Wednesday, 27 April 2016

2-D Project: The Finished Piece


The finished piece about halfway through. It shows the Lord Admiral with and arm mounted cannon holding the head of a defeated enemy commander.



The finished piece finished. There's a lot I like about the picture. I'm quite fond of the gun and its blue-wispy-plasma-esque smoke. I also like the expression on the Admirals face for there is no other expression to have on your face when you are holding the bloody head of an enemy; your gun held aloft victoriously.
The shading, however, is a little lack luster and despite my efforts I could not get it to look anywhere as clean and refined as my earlier front view image. I'm also not that good at shadows. Something for the future that I should learn to wrap my head around.
In the meantime I'll keep it in mind to try and give characters simpler armour because its very easy to make complex armour look bad, with simpler armour there's a little more leeway. 

Tuesday, 12 April 2016

2-D Work- Oh God! There's More!


The onslaught of artwork continues.


I am not particularly good at turn-around views. My problem is that the front always comes out great, the back is never too bad but the side... Well look at it yourself. A large part of my problem comes from trying to find out a way to joint up the details that can be seen on the front and back views.
It worked out (somewhat) in the end but in retrospect I may have made his armour a little simpler.

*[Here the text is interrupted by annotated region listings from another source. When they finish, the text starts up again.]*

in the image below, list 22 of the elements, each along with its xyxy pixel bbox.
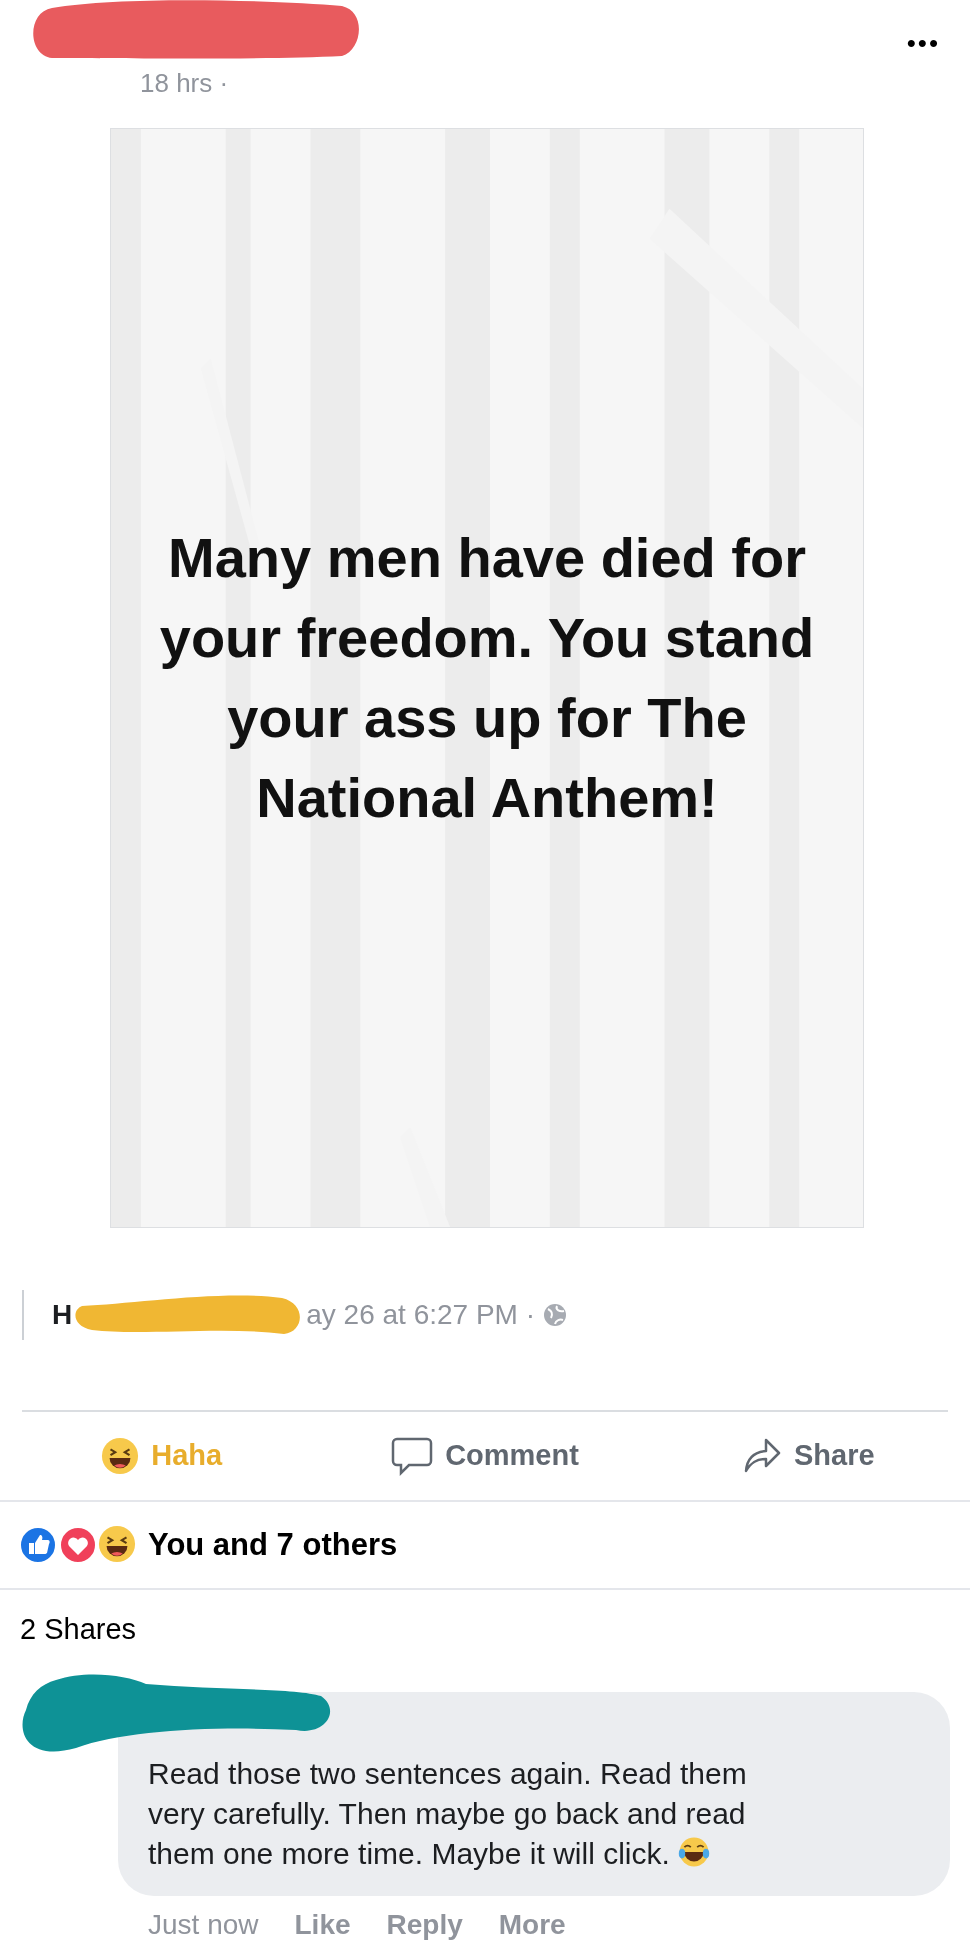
more-options-button[interactable]: ••• xyxy=(906,24,940,63)
speech-bubble-icon xyxy=(391,1436,434,1476)
post-time: 18 hrs · xyxy=(140,67,229,100)
share-arrow-icon xyxy=(742,1437,782,1475)
heart-reaction-icon xyxy=(58,1525,98,1565)
tears-of-joy-emoji-icon xyxy=(678,1836,711,1868)
share-count[interactable]: 2 Shares xyxy=(20,1608,137,1652)
reaction-summary[interactable]: You and 7 others xyxy=(148,1521,398,1569)
post-action-button[interactable]: Comment xyxy=(323,1421,647,1491)
comment-text: Read those two sentences again. Read them very carefully. Then maybe go back and read them one more time. Maybe it will click. xyxy=(148,1756,748,1872)
like-reaction-icon xyxy=(18,1525,58,1565)
comment-action-link[interactable]: Like xyxy=(294,1904,351,1946)
globe-icon xyxy=(543,1303,568,1327)
laughing-reaction-icon xyxy=(98,1525,136,1563)
comment-action-link[interactable]: More xyxy=(498,1904,566,1946)
image-caption: Many men have died for your freedom. You stand your ass up for The National Anthem! xyxy=(158,525,816,831)
laughing-emoji-icon xyxy=(101,1437,140,1475)
shared-post-time: ay 26 at 6:27 PM · xyxy=(306,1298,536,1332)
post-action-button[interactable]: Share xyxy=(646,1421,970,1491)
comment-time: Just now xyxy=(148,1908,259,1942)
author-initial: H xyxy=(52,1298,73,1332)
comment-action-link[interactable]: Reply xyxy=(386,1904,463,1946)
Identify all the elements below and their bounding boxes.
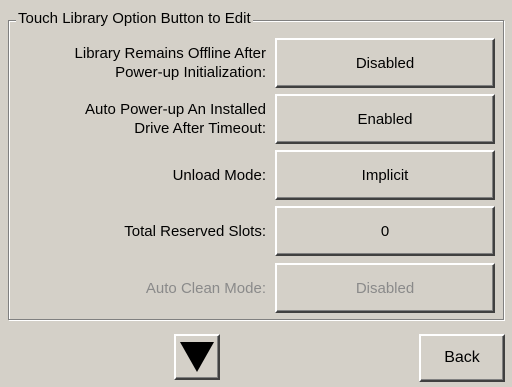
option-label-line: Power-up Initialization:: [115, 64, 266, 81]
group-title: Touch Library Option Button to Edit: [16, 10, 253, 28]
scroll-down-button[interactable]: [174, 334, 220, 380]
option-label-auto-power-up: Auto Power-up An Installed Drive After T…: [85, 100, 266, 138]
option-label-line: Unload Mode:: [172, 167, 266, 184]
total-reserved-slots-button[interactable]: 0: [275, 206, 495, 256]
back-button[interactable]: Back: [419, 334, 505, 382]
option-label-line: Auto Clean Mode:: [145, 280, 266, 297]
library-offline-button[interactable]: Disabled: [275, 38, 495, 88]
option-label-library-offline: Library Remains Offline After Power-up I…: [75, 44, 266, 82]
auto-power-up-button[interactable]: Enabled: [275, 94, 495, 144]
unload-mode-button[interactable]: Implicit: [275, 150, 495, 200]
option-label-unload-mode: Unload Mode:: [173, 166, 266, 185]
auto-clean-mode-button: Disabled: [275, 263, 495, 313]
option-label-line: Drive After Timeout:: [134, 120, 266, 137]
option-label-line: Total Reserved Slots:: [124, 223, 266, 240]
option-label-total-reserved-slots: Total Reserved Slots:: [124, 222, 266, 241]
arrow-down-icon: [180, 342, 214, 372]
option-label-line: Auto Power-up An Installed: [85, 101, 266, 118]
option-label-line: Library Remains Offline After: [74, 45, 266, 62]
option-label-auto-clean-mode: Auto Clean Mode:: [146, 279, 266, 298]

The "plates" you can see in the armour are superficial. They serve a purely aesthetic role and are representative of neither points of flexion or underlying Voi musculature.

A quick sheet I did to attempt to demonstrate how Jurisdiction armour moves and flexes.
It is not like conventional plate armour in which metal plates move over one another to give a degree of flexibility nor is it like leather or fabric which has a slight stretch and crease when moved.

Jurisdiction armour is what I like to think of as "superstate" armour, not quite the "solid state" nature of plate armour nor quite the "fluid state" of cloth (liken it to in quantum computing when a qubit can be both a 1 and a 0 at the same time, Jurisdiction armour is both a rigid solid at the same time that it has a degree of elastic flexibility).

Put perhaps more simply the armour is solid when still and capable of moving when "told" to by the wearer. The Jurisdiction are sufficiently advanced technologically that "hard" and "inflexible" are not mutually exclusive concepts. 

The fact that I need to explain all of this is probably a good indication that I should have gone with a slightly simpler armour design.